Additionally, if you keep guns in the house and your children happen to find them, your kids would not be able to trigger it. This is huge in terms of safety, though we recommend always keeping your guns in a safe place where kids cannot easily access them!

The Major Flaws of Smart Guns

Overall, there are 5 major flaws with smart guns:

  • Cost
  • Reliability
  • Hacking
  • Resale
  • Refitting

Cost

The simple fact is that adding features to a gun is going to increase cost. Smartphones, laptops or even simple locks increase in cost once biometric sensors are added. Guns are especially suspect to increased costs from a simple mechanical safety measure to electronic. The increased cost from a simple glock to a iPistol is nearly four times the cost.

Reliability

Overall, smart guns are not reliable. No matter how reliable smart guns are made they will likely be less reliable than standard gun safeties. Of the 320,000,000 guns in the United States there are only 489 accidental discharge injuries each year, or 0.15 accidental discharge injuries per 100,000 people (roughly the same frequency of being injured by a cow).

Hacking

Currently, smart gun on the market so far has been hacked. Usually the gun was hacked before it was released to the market. Gun owners know that in order to use a firearm effectively you need to be able to take it apart to clean. Once the hardware is available to be open or changed by the consumer the gun will immediately be hacked.

Resale

Guns are bought and sold at a high rate. Many gun owners don’t believe that they should part with a gun. Yet, many gun owners looking to purchase entry level pistols will then sell their pistol and upgrade to high end models.

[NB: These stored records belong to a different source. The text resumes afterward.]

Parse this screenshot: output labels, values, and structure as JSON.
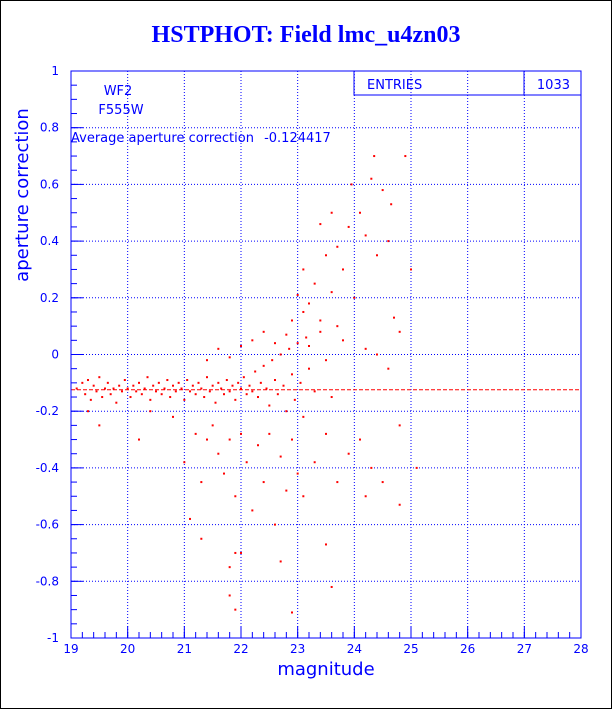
{
  "chart_data": {
    "type": "scatter",
    "title": "HSTPHOT: Field lmc_u4zn03",
    "xlabel": "magnitude",
    "ylabel": "aperture correction",
    "xlim": [
      19,
      28
    ],
    "ylim": [
      -1,
      1
    ],
    "x_ticks": [
      "19",
      "20",
      "21",
      "22",
      "23",
      "24",
      "25",
      "26",
      "27",
      "28"
    ],
    "y_ticks": [
      "1",
      "0.8",
      "0.6",
      "0.4",
      "0.2",
      "0",
      "-0.2",
      "-0.4",
      "-0.6",
      "-0.8",
      "-1"
    ],
    "grid": true,
    "chip": "WF2",
    "filter": "F555W",
    "average_label": "Average aperture correction",
    "average_value": -0.124417,
    "average_value_text": "-0.124417",
    "entries_label": "ENTRIES",
    "entries_value": "1033",
    "points": [
      [
        19.1,
        -0.12
      ],
      [
        19.2,
        -0.1
      ],
      [
        19.25,
        -0.14
      ],
      [
        19.3,
        -0.09
      ],
      [
        19.35,
        -0.16
      ],
      [
        19.4,
        -0.11
      ],
      [
        19.45,
        -0.13
      ],
      [
        19.5,
        -0.08
      ],
      [
        19.55,
        -0.15
      ],
      [
        19.6,
        -0.12
      ],
      [
        19.65,
        -0.1
      ],
      [
        19.7,
        -0.14
      ],
      [
        19.75,
        -0.12
      ],
      [
        19.8,
        -0.17
      ],
      [
        19.85,
        -0.11
      ],
      [
        19.9,
        -0.13
      ],
      [
        19.95,
        -0.09
      ],
      [
        20.0,
        -0.12
      ],
      [
        20.05,
        -0.15
      ],
      [
        20.1,
        -0.11
      ],
      [
        20.15,
        -0.13
      ],
      [
        20.2,
        -0.1
      ],
      [
        20.25,
        -0.14
      ],
      [
        20.3,
        -0.12
      ],
      [
        20.35,
        -0.08
      ],
      [
        20.4,
        -0.16
      ],
      [
        20.45,
        -0.11
      ],
      [
        20.5,
        -0.13
      ],
      [
        20.55,
        -0.1
      ],
      [
        20.6,
        -0.14
      ],
      [
        20.65,
        -0.12
      ],
      [
        20.7,
        -0.09
      ],
      [
        20.75,
        -0.15
      ],
      [
        20.8,
        -0.11
      ],
      [
        20.85,
        -0.13
      ],
      [
        20.9,
        -0.1
      ],
      [
        20.95,
        -0.12
      ],
      [
        21.0,
        -0.16
      ],
      [
        21.05,
        -0.09
      ],
      [
        21.1,
        -0.13
      ],
      [
        21.15,
        -0.11
      ],
      [
        21.2,
        -0.14
      ],
      [
        21.25,
        -0.1
      ],
      [
        21.3,
        -0.12
      ],
      [
        21.35,
        -0.15
      ],
      [
        21.4,
        -0.08
      ],
      [
        21.45,
        -0.13
      ],
      [
        21.5,
        -0.11
      ],
      [
        21.55,
        -0.17
      ],
      [
        21.6,
        -0.1
      ],
      [
        21.65,
        -0.12
      ],
      [
        21.7,
        -0.14
      ],
      [
        21.75,
        -0.09
      ],
      [
        21.8,
        -0.13
      ],
      [
        21.85,
        -0.11
      ],
      [
        21.9,
        -0.16
      ],
      [
        21.95,
        -0.1
      ],
      [
        22.0,
        -0.12
      ],
      [
        22.05,
        -0.08
      ],
      [
        22.1,
        -0.14
      ],
      [
        22.15,
        -0.11
      ],
      [
        22.2,
        -0.13
      ],
      [
        22.25,
        -0.06
      ],
      [
        22.3,
        -0.15
      ],
      [
        22.35,
        -0.1
      ],
      [
        22.4,
        -0.04
      ],
      [
        22.45,
        -0.12
      ],
      [
        22.5,
        -0.18
      ],
      [
        22.55,
        -0.02
      ],
      [
        22.6,
        -0.09
      ],
      [
        22.65,
        -0.14
      ],
      [
        22.7,
        0.0
      ],
      [
        22.75,
        -0.11
      ],
      [
        22.8,
        -0.2
      ],
      [
        22.85,
        0.02
      ],
      [
        22.9,
        -0.07
      ],
      [
        22.95,
        -0.16
      ],
      [
        23.0,
        0.04
      ],
      [
        23.05,
        -0.1
      ],
      [
        23.1,
        -0.22
      ],
      [
        23.15,
        0.06
      ],
      [
        23.2,
        -0.05
      ],
      [
        23.3,
        -0.13
      ],
      [
        23.4,
        0.08
      ],
      [
        23.5,
        -0.02
      ],
      [
        23.6,
        -0.15
      ],
      [
        23.7,
        0.1
      ],
      [
        23.8,
        0.05
      ],
      [
        19.3,
        -0.2
      ],
      [
        19.5,
        -0.25
      ],
      [
        20.2,
        -0.3
      ],
      [
        20.4,
        -0.2
      ],
      [
        20.8,
        -0.22
      ],
      [
        21.0,
        -0.38
      ],
      [
        21.2,
        -0.28
      ],
      [
        21.3,
        -0.45
      ],
      [
        21.4,
        -0.3
      ],
      [
        21.5,
        -0.25
      ],
      [
        21.6,
        -0.35
      ],
      [
        21.7,
        -0.42
      ],
      [
        21.8,
        -0.3
      ],
      [
        21.9,
        -0.5
      ],
      [
        22.0,
        -0.28
      ],
      [
        22.1,
        -0.38
      ],
      [
        22.2,
        -0.55
      ],
      [
        22.3,
        -0.32
      ],
      [
        22.4,
        -0.45
      ],
      [
        22.5,
        -0.28
      ],
      [
        22.6,
        -0.6
      ],
      [
        22.7,
        -0.36
      ],
      [
        22.8,
        -0.48
      ],
      [
        22.9,
        -0.3
      ],
      [
        23.0,
        -0.42
      ],
      [
        23.1,
        -0.5
      ],
      [
        23.3,
        -0.38
      ],
      [
        23.5,
        -0.28
      ],
      [
        23.7,
        -0.45
      ],
      [
        23.9,
        -0.35
      ],
      [
        24.1,
        -0.3
      ],
      [
        24.3,
        -0.4
      ],
      [
        24.5,
        -0.45
      ],
      [
        24.8,
        -0.25
      ],
      [
        21.1,
        -0.58
      ],
      [
        21.3,
        -0.65
      ],
      [
        21.8,
        -0.75
      ],
      [
        21.9,
        -0.7
      ],
      [
        21.8,
        -0.85
      ],
      [
        22.0,
        -0.7
      ],
      [
        21.9,
        -0.9
      ],
      [
        22.7,
        -0.73
      ],
      [
        22.9,
        -0.91
      ],
      [
        23.5,
        -0.67
      ],
      [
        23.6,
        -0.82
      ],
      [
        24.2,
        -0.5
      ],
      [
        24.8,
        -0.53
      ],
      [
        25.1,
        -0.4
      ],
      [
        21.4,
        -0.02
      ],
      [
        21.6,
        0.02
      ],
      [
        21.8,
        -0.01
      ],
      [
        22.0,
        0.03
      ],
      [
        22.2,
        0.05
      ],
      [
        22.4,
        0.08
      ],
      [
        22.6,
        0.04
      ],
      [
        22.8,
        0.07
      ],
      [
        22.9,
        0.12
      ],
      [
        23.1,
        0.15
      ],
      [
        23.2,
        0.18
      ],
      [
        23.3,
        0.25
      ],
      [
        23.4,
        0.12
      ],
      [
        23.5,
        0.35
      ],
      [
        23.6,
        0.22
      ],
      [
        23.7,
        0.38
      ],
      [
        23.8,
        0.3
      ],
      [
        23.9,
        0.45
      ],
      [
        23.95,
        0.6
      ],
      [
        24.0,
        0.2
      ],
      [
        24.1,
        0.5
      ],
      [
        24.2,
        0.42
      ],
      [
        24.3,
        0.62
      ],
      [
        24.35,
        0.7
      ],
      [
        24.4,
        0.35
      ],
      [
        24.5,
        0.58
      ],
      [
        24.6,
        0.4
      ],
      [
        24.65,
        0.53
      ],
      [
        24.7,
        0.13
      ],
      [
        24.9,
        0.7
      ],
      [
        25.0,
        0.3
      ],
      [
        24.2,
        0.02
      ],
      [
        24.4,
        0.0
      ],
      [
        24.6,
        -0.05
      ],
      [
        24.8,
        0.08
      ],
      [
        23.4,
        0.46
      ],
      [
        23.6,
        0.5
      ],
      [
        23.1,
        0.3
      ],
      [
        23.0,
        0.21
      ],
      [
        23.2,
        0.03
      ]
    ]
  }
}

Resale value matters with gun purchasers. Unfortunately, every major gun manufacturer stopped their production of smart guns due to public backlash.

Refitting

The current number of firearms in the US is 325 Million – 612 Million. The cost of refitting that number of firearms is staggering. The bigger problem is politically, many want to see standard firearms outlawed once smart guns become available. This has lead to several major protests against smart guns, with gun stores unwilling to sell this product.

Conclusion

The problem with smart guns is they require power, add weight, and add complexity. Smart guns have so far been proven easily hackable. Creating a hack proof design would not allow the end users to clean, repair, or modify their guns.

The added “safety features” decrease a gun owner’s reliance on their own brains and training to know that a gun is safe and clean. Increasing the cost and complexity creates a barrier for new gun owners. Many supporters of smart guns feel this barrier can reduce violence, while other believe that income levels and technology is not a should not be a barrier for owning self-defense weapons.